Bubbakoo’s Burritos works closely with its employees, customers, and neighbors to foster a community where people work, eat, and gather as a family. 

“It’s a concept Paul and I have honed as a team, for more than a decade,” said co-founder Bill Hart a native of Albany, New York.

The atmosphere is like that of a beach, with a hut where the food is prepared being the focal point of the restaurant.  Avocado-green walls, a blue ceiling to represent the sky, sand colored tiles on the floor, along with streaming videos of beach scenes all add to the ambience. 

“It was conceived to give one the feeling of being at the beach, said Altero. “But it is not just for the younger people and the skaters and surfers, it is a place for the whole family.  Everyone in the family enjoys the beach.”

Bill Hart handles the operational end of the business. Capitalizing on his culinary training and 15 years of restaurant experience he has played a critical role in the destiny of Bubbakoo’s Burritos. Bill developed his love and passion for food from his grandfather. Hart believes the success of Bubbakoo’s Burritos can be attributed to a combination of food, setting, and service.

“Our signature dishes,” said Hart, “include the Chiwawa, a seasoned rice ball stuffed with cheese and topped with chicken, beef, pork, shrimp, or vegetables; and El Hefe, a monster-sized dish whose diners are photographed for the restaurant’s wall of fame.”  

Bubbakoo’s boasts fresh ingredients and no waiting for your food to be prepared.

“We’re set up to mimic the subway shops,” Hart said. “The customer takes part in how the food is prepared.  Standing in front of the counter they move along with the person preparing the food behind the counter, directing the preparer in what ingredients to use.  By the time the customer is ready to pay, the food is finished.”

Hart said, customers appreciate the consistent, “order as you go” experience at Bubbakoo’s. Specific requests make a meal unique, and they’re encouraged by the knowledgeable staff. 

There is even a chart in the restaurant with instructions on how to eat a burrito.

Altero and Hart admit that it was risky opening a new restaurant in such a light economy. 

“It hasn’t been easy,” Altero said, “but we’re thrilled with the response of the communities to our restaurants.  It’s because of our customers that we’ve been able expand Bubbakoo’s, in the current economy, without losing sight of our brand.”

Altero believes that they are the fastest growing burrito concept restaurant, locally, with four restaurants in three years and slotting for more to come.

Altero’s and Hart’s advice to those seeking to open a new business is five-fold.

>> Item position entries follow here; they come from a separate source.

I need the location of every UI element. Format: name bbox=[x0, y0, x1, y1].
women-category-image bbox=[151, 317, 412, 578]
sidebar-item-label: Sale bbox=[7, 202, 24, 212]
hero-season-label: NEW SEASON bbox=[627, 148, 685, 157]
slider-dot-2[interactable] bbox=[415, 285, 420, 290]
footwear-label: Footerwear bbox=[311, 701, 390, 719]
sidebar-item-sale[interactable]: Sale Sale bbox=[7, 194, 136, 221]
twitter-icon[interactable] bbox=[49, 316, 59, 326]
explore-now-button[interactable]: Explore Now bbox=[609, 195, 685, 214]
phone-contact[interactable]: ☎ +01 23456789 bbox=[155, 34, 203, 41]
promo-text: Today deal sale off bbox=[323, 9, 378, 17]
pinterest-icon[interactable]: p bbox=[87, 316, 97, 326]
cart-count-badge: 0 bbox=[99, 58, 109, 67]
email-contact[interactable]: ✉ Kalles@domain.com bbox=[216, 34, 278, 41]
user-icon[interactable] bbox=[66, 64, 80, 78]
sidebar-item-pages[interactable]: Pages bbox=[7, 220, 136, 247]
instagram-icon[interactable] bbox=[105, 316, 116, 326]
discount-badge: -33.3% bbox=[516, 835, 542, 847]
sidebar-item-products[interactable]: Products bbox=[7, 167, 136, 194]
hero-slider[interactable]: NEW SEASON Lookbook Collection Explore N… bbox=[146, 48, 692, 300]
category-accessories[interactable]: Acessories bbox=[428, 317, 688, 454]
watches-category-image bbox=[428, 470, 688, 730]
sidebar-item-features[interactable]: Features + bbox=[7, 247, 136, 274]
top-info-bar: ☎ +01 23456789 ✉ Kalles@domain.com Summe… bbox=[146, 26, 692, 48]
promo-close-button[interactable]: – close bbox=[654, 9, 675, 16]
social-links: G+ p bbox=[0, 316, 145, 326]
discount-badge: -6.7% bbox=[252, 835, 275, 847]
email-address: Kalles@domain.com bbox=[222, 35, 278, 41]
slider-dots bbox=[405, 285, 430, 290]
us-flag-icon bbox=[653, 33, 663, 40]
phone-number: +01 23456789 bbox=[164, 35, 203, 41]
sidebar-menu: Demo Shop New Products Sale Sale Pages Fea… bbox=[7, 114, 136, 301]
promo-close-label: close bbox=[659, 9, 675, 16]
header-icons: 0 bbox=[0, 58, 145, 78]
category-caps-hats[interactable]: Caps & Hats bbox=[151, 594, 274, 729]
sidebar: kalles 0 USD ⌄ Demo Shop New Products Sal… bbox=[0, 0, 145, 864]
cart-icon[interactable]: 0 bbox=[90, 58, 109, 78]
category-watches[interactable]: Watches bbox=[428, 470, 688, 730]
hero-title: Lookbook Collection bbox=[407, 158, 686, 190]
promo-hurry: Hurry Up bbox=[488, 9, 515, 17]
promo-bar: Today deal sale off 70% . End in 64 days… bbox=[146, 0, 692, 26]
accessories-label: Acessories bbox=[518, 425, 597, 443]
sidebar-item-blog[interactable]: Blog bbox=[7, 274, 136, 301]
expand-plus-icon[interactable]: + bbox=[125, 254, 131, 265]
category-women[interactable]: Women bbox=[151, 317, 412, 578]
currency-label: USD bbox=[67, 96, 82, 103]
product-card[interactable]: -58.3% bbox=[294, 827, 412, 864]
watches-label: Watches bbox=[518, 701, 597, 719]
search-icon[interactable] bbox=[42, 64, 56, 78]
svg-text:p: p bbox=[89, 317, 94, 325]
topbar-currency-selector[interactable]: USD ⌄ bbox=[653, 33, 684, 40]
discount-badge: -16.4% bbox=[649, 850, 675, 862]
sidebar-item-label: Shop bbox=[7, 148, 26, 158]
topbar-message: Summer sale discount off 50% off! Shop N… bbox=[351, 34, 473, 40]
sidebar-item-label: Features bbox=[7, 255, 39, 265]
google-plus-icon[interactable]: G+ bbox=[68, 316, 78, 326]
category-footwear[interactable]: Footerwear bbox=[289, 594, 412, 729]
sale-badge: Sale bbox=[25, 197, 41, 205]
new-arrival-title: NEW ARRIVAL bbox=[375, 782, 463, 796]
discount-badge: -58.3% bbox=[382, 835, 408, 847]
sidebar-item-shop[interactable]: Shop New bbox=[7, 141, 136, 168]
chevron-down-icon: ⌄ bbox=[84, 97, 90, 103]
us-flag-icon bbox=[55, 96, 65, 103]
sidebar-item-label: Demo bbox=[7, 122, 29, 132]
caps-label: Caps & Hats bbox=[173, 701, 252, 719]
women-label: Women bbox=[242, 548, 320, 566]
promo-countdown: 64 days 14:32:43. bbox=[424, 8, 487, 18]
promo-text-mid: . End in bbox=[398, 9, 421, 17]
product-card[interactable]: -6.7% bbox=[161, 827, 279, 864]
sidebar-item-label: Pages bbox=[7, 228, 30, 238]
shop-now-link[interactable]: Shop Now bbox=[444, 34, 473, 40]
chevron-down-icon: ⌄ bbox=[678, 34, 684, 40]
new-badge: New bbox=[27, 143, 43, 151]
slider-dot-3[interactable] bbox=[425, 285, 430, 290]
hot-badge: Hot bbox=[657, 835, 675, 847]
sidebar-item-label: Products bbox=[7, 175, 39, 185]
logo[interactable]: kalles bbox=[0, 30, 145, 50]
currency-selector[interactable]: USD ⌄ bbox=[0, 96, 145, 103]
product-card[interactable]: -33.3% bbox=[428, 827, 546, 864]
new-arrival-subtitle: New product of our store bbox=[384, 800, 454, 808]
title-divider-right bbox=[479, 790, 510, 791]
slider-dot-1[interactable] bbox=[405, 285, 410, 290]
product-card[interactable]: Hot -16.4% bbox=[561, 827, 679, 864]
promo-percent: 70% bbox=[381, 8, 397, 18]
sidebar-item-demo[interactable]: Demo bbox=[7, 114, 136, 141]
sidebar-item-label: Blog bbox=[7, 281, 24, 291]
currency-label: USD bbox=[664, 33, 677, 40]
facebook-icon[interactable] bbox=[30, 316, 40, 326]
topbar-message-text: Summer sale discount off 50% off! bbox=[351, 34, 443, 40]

“Make sure you get your experience first,” Altero said.  “Make the mistakes on someone else’s dime.” 

Altero has 25 years of restaurant experience. Over the past 18 years, he’s held restaurant management positions at national corporations.  He and Hart worked together at Johnny Rockets.

“There we were exposed to every type of relationship in the business, all geographies, franchising, etc.,” said Altero.

“And we have experience working together,” said Hart.  “Paul was my boss.  It was a mentorship turned to a friendship turned to a partnership.”

“Go into it with a lot of experience,” Altero added.

“Secondly,” Altero said.  “You have to have super people.  And, you have to be passionate about the people who work for you.  We try to develop our people, promote from within.  We’ve had 16-year-olds who started with us and three years later at 19 they are running one of the restaurants.”

“Thirdly, the food has to be great,” Hart said.  “The quality has to be awesome, and consistent.  It has to be right—fresh and handled safely.”

“Fourth, you have to offer value,” said Altero.  “We’ve nothing on our menu over $10, except the El Hefe, which is actually a contest more than anything else. And, we have pretty good specials for students and seniors at only $5.”

“And,” added Hart, “You have to have good portions, good taste. The customer has to feel satiated, full for the price.”

“Lastly,” Hart said.  “You have to work.  You have to have a passion for the business.  You have to live it—believe in it.”